There were big films like Virumandi (by Kamal Haasan) and Pitamahan (Bala's film for which Vikram won the Best Actor award) in contention.
As the President [APJ Abdul Kalam] was from Tamil Nadu, I told him in Tamil that I shot the film in Rameswaram, which is his hometown. He was very happy to hear that.
Was it difficult to make your next film? It was in 2003 that you won the National Award, and your second film is releasing in 2006.
If you want to make films in the way you believe in, it will take time. I am not bothered about the time factor. I will make films only when I have to say something.
Does that mean you are not interested in the fame and money that come with films?
My primary concern is making the kind of films I believe in. If I am honest in doing so, fame and money will follow.
Tell us about E. Why did you cast Jeeva?
I wanted a young hero for my film, say like Dhanush, Bharath or Jeeva. At that time, I happened to see Jeeva's Ram and I was very impressed with his performance. So I decided to talk to Jeeva first. He liked the story and immediately asked his father, R B Chowdhary, whether he would produce the film. His father agreed to produce the film, and now, it is ready for release this Diwali.
What is the story of E?
It is about a young man who was born and brought up in a slum in Chennai. But he can be the product of any city because all big cities have at least one slum. They are the people who take care of the rich of the city by cleaning the roads, houses and drains. In short, slums are there to service the rich. Those who live in slums live the most difficult life, more difficult than what you see in the poorest village.

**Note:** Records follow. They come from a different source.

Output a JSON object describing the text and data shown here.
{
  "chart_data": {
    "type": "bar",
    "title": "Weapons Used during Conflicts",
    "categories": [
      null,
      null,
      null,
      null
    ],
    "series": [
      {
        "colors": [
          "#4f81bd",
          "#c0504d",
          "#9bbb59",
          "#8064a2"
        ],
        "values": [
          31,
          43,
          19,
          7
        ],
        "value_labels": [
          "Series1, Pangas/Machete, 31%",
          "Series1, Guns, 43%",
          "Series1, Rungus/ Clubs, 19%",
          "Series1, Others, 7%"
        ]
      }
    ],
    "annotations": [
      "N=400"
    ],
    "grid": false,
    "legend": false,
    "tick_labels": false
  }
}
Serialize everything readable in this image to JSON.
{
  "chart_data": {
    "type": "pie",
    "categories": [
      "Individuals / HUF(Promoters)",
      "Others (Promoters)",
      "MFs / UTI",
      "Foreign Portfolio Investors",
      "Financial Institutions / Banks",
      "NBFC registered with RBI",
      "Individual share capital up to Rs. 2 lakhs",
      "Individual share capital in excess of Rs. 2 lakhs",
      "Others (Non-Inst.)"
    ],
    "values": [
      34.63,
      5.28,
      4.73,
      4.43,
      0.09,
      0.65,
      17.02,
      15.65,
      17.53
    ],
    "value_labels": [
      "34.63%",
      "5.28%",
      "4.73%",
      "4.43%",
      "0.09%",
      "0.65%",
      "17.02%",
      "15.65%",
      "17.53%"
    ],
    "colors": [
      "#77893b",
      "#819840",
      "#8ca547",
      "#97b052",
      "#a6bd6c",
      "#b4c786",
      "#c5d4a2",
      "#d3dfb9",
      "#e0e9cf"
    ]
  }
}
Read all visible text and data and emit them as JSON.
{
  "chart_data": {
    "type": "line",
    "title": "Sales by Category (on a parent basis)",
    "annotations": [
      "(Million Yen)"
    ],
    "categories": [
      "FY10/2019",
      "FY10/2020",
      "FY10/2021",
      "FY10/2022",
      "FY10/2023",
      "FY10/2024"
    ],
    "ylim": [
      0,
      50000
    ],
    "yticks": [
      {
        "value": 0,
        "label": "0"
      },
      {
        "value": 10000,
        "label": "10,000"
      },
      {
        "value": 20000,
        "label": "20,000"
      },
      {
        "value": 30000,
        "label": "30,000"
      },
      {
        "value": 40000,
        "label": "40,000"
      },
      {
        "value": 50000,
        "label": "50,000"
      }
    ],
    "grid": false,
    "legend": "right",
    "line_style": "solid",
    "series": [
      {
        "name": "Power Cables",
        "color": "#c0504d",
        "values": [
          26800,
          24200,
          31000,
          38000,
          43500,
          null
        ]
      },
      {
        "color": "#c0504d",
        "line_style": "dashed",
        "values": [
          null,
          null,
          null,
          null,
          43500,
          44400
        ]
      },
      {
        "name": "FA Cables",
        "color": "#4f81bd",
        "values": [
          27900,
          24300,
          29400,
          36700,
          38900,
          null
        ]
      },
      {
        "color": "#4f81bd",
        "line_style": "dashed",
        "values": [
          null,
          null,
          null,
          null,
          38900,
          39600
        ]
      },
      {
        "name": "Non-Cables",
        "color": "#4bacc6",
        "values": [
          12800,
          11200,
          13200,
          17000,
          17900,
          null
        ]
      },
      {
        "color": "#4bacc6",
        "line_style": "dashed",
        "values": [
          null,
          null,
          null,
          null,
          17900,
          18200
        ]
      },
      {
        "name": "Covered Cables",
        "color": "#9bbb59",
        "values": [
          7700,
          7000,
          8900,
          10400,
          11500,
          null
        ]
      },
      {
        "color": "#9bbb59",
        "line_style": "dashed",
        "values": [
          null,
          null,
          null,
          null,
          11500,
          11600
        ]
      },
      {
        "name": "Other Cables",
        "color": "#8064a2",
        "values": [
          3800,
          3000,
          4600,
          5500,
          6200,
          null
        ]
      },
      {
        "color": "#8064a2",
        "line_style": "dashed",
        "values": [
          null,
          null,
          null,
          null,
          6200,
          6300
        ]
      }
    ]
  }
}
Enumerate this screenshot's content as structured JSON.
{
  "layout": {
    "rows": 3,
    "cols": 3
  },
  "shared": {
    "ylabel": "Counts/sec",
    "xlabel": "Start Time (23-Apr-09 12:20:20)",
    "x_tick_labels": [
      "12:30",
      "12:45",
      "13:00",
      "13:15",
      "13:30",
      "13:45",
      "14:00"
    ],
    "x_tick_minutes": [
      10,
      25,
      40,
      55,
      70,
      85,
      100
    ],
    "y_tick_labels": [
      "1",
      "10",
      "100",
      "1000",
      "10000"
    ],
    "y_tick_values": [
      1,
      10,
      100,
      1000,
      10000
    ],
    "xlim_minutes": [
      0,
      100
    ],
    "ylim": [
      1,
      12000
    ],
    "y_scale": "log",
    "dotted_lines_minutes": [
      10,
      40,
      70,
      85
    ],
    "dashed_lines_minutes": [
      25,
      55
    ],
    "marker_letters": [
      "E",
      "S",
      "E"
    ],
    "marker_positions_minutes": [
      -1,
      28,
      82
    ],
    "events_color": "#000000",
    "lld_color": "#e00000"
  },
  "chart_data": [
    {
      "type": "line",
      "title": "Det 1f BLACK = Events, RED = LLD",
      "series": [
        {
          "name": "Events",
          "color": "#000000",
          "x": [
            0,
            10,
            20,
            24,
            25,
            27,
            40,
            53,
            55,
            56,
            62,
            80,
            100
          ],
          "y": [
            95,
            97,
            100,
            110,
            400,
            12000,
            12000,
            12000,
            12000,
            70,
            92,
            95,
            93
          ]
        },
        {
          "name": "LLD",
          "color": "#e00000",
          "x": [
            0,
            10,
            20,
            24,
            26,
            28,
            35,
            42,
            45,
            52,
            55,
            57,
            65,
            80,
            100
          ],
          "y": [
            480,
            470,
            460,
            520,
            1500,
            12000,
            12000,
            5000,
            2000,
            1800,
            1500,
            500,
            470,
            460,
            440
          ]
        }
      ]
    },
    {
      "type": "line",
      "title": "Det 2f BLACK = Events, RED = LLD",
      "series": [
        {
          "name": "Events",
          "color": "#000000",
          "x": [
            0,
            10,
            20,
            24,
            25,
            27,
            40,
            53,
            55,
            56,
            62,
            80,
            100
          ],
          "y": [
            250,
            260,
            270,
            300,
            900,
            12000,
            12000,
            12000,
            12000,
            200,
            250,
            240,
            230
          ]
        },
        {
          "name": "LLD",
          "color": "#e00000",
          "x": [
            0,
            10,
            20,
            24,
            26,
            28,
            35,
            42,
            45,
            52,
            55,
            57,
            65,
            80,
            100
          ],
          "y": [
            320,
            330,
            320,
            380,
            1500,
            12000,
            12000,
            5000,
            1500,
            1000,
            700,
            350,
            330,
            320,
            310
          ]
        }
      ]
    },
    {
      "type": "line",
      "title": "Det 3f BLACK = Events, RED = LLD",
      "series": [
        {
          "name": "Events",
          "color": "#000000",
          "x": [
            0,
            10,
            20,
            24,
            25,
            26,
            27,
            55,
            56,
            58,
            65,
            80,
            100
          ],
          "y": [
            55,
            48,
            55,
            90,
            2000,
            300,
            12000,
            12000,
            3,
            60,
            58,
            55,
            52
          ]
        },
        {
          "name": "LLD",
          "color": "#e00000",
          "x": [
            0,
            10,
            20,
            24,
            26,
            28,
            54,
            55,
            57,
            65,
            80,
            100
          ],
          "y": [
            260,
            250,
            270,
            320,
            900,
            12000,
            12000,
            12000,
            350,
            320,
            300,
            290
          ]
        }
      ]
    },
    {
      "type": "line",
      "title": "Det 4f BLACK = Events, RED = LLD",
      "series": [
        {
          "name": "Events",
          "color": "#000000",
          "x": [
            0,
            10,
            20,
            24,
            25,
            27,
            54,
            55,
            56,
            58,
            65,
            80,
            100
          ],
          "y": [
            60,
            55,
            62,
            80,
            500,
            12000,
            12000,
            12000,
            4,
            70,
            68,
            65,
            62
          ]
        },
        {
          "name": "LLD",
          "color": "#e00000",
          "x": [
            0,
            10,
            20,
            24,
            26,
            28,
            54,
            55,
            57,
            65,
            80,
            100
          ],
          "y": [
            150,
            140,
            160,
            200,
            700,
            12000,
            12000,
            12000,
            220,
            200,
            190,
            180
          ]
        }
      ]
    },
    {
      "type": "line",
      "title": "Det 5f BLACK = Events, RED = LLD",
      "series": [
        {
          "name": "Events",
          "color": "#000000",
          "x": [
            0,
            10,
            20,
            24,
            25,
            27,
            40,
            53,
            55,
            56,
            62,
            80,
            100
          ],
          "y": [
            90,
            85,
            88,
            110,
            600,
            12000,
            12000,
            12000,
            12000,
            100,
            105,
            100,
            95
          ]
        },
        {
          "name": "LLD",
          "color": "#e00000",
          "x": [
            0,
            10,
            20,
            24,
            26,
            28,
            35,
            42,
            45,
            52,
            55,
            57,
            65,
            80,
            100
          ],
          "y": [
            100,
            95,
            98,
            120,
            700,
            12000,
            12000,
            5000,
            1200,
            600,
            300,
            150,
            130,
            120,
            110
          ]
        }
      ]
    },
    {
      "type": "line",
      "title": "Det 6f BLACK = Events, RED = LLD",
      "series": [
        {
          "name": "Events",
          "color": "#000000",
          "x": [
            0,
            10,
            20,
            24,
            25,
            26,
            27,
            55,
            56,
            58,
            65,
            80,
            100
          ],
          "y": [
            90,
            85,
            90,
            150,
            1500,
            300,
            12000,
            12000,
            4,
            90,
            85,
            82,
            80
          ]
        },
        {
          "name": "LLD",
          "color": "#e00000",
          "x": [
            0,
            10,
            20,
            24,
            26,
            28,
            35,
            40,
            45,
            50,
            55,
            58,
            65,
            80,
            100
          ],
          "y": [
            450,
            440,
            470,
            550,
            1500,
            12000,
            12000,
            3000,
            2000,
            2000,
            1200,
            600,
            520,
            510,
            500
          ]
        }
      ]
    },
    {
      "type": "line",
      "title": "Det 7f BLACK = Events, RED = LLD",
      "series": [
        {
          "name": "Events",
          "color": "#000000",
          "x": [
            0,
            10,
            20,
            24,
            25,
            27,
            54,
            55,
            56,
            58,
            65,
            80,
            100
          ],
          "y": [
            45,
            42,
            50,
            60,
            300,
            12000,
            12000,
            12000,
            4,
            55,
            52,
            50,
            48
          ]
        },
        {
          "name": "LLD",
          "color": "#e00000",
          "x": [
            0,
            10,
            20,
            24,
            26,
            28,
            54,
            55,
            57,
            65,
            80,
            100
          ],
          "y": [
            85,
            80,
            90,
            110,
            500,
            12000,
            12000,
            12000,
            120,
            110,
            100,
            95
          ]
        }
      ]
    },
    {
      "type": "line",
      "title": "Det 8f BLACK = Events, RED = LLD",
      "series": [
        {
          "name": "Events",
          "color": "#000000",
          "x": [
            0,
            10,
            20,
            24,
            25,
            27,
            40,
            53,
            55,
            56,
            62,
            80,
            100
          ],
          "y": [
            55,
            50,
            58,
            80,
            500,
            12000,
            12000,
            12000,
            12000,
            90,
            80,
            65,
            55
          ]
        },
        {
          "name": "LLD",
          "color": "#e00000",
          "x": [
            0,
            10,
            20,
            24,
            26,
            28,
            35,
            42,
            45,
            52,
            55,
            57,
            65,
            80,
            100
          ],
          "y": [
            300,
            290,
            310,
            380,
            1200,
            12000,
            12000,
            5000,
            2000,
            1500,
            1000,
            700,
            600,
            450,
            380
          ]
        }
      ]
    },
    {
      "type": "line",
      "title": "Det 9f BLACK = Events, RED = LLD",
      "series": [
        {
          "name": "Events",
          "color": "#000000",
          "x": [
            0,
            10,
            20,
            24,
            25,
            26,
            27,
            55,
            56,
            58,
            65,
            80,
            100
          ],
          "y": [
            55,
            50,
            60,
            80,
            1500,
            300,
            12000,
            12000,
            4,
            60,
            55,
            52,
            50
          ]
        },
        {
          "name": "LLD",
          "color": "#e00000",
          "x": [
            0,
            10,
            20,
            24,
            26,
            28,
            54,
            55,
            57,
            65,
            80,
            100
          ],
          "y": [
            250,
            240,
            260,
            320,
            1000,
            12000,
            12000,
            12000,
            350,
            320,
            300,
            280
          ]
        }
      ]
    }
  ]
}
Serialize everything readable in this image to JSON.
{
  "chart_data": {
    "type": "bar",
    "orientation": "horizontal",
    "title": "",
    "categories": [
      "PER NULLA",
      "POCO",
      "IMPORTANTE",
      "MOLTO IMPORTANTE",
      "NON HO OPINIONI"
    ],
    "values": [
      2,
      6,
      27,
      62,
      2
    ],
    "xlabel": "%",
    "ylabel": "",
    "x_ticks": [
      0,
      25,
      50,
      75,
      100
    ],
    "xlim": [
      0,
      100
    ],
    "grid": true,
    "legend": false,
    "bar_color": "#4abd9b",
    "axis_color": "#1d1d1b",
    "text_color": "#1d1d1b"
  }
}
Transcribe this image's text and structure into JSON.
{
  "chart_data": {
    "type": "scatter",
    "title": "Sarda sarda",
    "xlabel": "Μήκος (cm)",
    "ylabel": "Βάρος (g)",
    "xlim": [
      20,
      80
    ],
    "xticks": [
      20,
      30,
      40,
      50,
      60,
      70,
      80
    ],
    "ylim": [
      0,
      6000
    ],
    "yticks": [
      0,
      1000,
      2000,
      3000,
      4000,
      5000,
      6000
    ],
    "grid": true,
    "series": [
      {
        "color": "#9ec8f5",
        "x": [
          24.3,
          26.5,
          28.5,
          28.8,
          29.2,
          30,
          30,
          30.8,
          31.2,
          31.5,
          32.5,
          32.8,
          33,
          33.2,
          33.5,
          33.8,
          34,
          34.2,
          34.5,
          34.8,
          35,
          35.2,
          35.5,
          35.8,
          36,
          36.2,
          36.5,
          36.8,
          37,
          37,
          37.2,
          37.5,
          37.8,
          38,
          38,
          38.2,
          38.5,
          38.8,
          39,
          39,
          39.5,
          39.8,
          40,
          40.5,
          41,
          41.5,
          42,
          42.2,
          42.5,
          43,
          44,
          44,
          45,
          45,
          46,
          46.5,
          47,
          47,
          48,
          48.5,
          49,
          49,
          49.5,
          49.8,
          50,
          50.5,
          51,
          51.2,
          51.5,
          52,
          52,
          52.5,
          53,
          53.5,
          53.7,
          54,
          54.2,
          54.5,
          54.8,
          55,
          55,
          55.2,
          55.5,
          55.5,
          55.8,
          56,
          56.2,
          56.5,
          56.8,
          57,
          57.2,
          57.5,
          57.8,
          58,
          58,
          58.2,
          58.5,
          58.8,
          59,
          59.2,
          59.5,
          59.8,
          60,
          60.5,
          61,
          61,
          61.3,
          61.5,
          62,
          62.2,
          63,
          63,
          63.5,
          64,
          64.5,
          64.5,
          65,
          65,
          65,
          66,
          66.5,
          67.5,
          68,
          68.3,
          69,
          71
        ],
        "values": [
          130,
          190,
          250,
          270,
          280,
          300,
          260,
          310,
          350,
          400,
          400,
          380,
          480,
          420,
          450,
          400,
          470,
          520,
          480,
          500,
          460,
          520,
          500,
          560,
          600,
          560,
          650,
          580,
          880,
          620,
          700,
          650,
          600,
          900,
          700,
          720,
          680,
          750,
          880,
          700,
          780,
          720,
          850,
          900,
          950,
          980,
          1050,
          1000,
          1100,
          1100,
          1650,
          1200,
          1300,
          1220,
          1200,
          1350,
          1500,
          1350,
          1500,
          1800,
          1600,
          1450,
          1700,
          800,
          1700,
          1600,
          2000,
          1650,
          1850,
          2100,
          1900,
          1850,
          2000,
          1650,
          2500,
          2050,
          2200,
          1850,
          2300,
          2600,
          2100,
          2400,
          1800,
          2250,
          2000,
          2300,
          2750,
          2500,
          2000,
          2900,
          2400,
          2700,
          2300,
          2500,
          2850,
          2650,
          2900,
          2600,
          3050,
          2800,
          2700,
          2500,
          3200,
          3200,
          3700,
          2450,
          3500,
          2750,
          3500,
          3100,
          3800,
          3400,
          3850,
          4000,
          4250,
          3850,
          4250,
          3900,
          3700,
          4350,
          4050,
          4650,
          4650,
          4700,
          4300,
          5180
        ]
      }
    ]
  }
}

A young man living in the slum is actually a wastrel; he doesn't have a proper job. He doesn't have education. So, a lot of criminal activities take place there. But there are also very good people there.
I have picked up such a young man from a slum. He has no morals, no friends, no relationships. He just drifts through life. He is associated with a criminal (Pasupathy), and one incident changes his perspective on life. The man responsible for that incident is played by Ashish Vidyarthi. It opens the young man's eyes and now he wants to help people, the same people against whom he was working all those days. From a bad man, he turns into a good man.
A good man like what MGR used to play?
Exactly. I have not given any grey shades to him; there is only high contrast; he was very bad first and then turns very good.
But in real life, there are no such black and white characters.
Yes. But my film is not an exact replica of life. I have given it high contrast to make it more striking. I also want drama in my films. I feel there is more drama and heroism in real life than in films. Take the life of Bhagat Singh, for example.
Does a heroine have any importance in the film?
All the characters in the film support my hero and his deeds. The heroine in the film, played by Nayanthara, is a bar dancer.
Why such an unusual title for a film?
E is the short form for Easwar, the name of my hero. In fact, I know a man called E in real life. I decided to name the film E because of him. He represents the essence of life in a slum in India.
Was it because you grew up among fishermen's kids that you decided to include gana songs?
If you listen to the lyrics, you will understand that they are not just songs; they sing about the pain in the lives of fishermen, the poorest in the society. Many songs are lost now. I have used many such original gana songs in my film in order to revive them.